There are innumerable examples of artworks that were informed by or intended to inspire social change. But so many of them are studied long after the specific causes and values they represented have lost currency. It is our job to allow art the power to teach and awaken. Looking, for example, at a socialist painting from the 1840s or ’50s can do more than teach us about historical moments in which individuals fought for workers’ rights. Works like these are never irrelevant, as they can be interpreted on a broad level, prompting us to acknowledge that there is always something or someone that needs support.

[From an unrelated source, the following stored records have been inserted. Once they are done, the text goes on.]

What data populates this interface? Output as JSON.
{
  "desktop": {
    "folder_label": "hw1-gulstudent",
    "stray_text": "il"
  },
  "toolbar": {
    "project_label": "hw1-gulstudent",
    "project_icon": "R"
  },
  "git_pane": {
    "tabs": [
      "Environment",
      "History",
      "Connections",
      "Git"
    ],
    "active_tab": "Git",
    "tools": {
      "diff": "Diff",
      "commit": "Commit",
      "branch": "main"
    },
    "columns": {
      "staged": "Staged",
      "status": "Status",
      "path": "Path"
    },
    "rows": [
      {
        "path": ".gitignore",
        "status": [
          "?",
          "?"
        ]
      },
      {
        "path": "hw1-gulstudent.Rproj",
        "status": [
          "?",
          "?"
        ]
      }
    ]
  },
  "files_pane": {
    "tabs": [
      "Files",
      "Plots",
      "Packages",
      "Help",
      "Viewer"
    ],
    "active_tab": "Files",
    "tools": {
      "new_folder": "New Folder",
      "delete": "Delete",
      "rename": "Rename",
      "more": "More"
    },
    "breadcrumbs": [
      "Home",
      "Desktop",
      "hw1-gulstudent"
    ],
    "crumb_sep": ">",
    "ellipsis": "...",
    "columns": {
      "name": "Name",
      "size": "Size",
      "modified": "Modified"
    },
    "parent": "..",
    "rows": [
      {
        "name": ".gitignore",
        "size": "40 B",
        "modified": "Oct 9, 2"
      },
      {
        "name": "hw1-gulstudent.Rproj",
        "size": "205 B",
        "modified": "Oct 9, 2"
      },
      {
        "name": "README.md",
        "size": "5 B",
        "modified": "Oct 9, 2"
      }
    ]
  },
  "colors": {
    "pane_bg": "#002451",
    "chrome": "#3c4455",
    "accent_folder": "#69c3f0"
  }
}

In the late eighteenth century, French artist Jacques-Louis David painted The Oath of the Horatii, which is now believed to embody the Enlightenment ideals (like freedom and equality) that fueled the French Revolution. The painting has become synonymous with the French Revolution and the notion that self-sacrifice is sometimes necessary to generate altruistic, long-lasting change. Ironically, even though this painting became the visual voice of the very revolution that abolished the French monarchy and King Louis XVI, it was King Louis XVI himself who commissioned the work. The painting’s direct link to eighteenth-century French history mustn’t be ignored, but the work can also serve as a reminder that there are always basic human rights that need upholding.
Throughout our lives, there are periods in which we are more bountiful, whether financially, romantically, emotionally, or energetically. It is important to luxuriate in this abundance while also looking outside of ourselves to our surroundings, as we recognize the existence of hardship. It’s easy to become overwhelmed with the world’s tragedies, for often there is little we can do to make a widely perceived difference. Such is why we should focus on and feel empowered by what we can do—by observing, helping, and creating.
- Choose a simple cause. For one week, be open to and conscientious of the people you often see but with whom you rarely engage. Pay close attention to those individuals or places that might benefit from your presence. Is there a school in need of supplies or a homeless person to whom a daily hot meal would signify both kindness and nutrition? Decide to help, in a fashion as simple or complex as your life can afford.
- Make contact as you give yourself to another. Perhaps you’ll bring a box of new art supplies to an underprivileged school, or organize a children’s story hour at your local public library. Maybe you’ll simply smile at the strangers you encounter, making eye contact and connecting rather than shying away. Whatever you do, remain mindful of the experience, taking note of your own reaction as well as those of the people you interact with.
- Make art. Fashion a simple collage that speaks of your week of awareness. Look through magazines and junk mail for expressive and applicable words and images. So what if your artwork is seen only by you? It may not incite global change, but it can function as a visual reminder that you possess the power to bring pockets of love and goodness into the world.